Ein weiterer Punkt sei, dass eine Frau nach wie vor in vielen Haushalten die Rolle der Familienmanagerin übernehme. Ein Ehrenamt könne somit eine weitere Belastung darstellen, sagt Jackl.
Hildegard Brader hat sich schon in ihrer Jugend im Sportverein engagiert. Mittlerweile ist die 60-Jährige stellvertretende Bürgermeisterin in Gars und für die Wählergemeinschaft West im Kreistag. Als sie sich 2014 das erste Mal hatte aufstellen lassen, war zuvor keine Frau im Gemeinderat, sagt sie. In der jüngsten Periode war sie die einzige Frau im Gremium.
Spaß am
Ehrenamt
Auch wenn sie sich anfangs nicht vorstellen konnte, sich politisch zu engagieren, macht ihr das Ehrenamt mittlerweile viel Spaß. „Ich wollte etwas bewegen und mitgestalten“, sagt sie. Gars komme voran, das stärke sie in ihrem Tun. „Die Arbeit in der Kommunalpolitik ist sehr interessant“, sagt sie.

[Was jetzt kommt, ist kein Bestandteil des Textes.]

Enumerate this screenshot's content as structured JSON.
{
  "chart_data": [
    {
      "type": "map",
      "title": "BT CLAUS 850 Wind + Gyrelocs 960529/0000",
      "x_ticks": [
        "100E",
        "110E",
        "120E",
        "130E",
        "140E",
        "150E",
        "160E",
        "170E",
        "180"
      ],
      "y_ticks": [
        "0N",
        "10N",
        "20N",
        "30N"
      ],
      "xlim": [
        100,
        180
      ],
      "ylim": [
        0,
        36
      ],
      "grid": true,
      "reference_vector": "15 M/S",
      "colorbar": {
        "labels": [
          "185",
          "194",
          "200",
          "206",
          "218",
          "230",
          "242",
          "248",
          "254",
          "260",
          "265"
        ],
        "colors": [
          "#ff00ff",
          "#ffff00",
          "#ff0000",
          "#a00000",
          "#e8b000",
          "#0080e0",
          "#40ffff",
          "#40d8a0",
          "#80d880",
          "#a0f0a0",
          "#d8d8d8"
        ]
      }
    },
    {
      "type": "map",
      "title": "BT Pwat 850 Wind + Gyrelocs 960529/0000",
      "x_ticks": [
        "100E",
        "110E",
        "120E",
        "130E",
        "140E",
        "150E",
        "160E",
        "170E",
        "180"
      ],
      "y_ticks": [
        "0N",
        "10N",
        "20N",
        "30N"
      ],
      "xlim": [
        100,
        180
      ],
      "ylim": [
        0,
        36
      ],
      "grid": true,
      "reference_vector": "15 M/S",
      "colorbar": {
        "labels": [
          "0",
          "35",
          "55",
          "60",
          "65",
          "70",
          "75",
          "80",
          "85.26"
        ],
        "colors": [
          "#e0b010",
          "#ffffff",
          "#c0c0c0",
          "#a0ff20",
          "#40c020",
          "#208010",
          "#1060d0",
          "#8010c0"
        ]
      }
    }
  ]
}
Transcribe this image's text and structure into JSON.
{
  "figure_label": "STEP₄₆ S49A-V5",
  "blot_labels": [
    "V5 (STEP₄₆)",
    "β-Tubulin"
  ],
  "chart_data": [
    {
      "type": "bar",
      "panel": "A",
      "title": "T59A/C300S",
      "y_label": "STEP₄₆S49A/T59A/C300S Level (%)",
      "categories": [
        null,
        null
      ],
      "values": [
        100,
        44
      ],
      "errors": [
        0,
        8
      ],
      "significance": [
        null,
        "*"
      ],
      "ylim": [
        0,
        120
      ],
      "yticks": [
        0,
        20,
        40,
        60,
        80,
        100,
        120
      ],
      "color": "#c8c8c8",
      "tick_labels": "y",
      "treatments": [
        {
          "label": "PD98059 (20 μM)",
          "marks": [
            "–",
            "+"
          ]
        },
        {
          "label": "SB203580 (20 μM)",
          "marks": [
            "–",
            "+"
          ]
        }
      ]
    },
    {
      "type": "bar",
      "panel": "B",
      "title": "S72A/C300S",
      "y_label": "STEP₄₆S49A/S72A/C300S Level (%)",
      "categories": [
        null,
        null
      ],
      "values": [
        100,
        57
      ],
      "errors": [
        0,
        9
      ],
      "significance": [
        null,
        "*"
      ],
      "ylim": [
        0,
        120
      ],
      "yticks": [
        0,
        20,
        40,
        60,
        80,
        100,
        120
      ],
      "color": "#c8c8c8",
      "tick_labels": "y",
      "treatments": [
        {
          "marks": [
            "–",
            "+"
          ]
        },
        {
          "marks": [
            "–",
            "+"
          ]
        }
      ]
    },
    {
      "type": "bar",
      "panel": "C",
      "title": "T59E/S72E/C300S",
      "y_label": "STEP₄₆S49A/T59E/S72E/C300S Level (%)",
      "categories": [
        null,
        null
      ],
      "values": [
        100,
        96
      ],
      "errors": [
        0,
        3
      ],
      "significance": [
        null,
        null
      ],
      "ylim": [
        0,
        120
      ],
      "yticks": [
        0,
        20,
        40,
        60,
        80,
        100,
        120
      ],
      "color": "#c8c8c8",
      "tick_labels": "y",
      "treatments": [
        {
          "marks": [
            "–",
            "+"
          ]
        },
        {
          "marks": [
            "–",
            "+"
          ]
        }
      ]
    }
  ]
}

Oft würde es auch Frauen geben, die sich einbringen wollen, sagt sie. Doch nicht immer würden Frauen in ein Gremium kommen. „Wenn Frauen Frauen wählen, würd‘s einfacher gehen“, sagt Brader. Für die Zukunft wünscht sich die Garserin jedenfalls mehr Frauen im Gemeinderat – „und auch in den höheren Positionen in der Politik, weil ihre Meinungen dort wichtig sind“, sagt sie.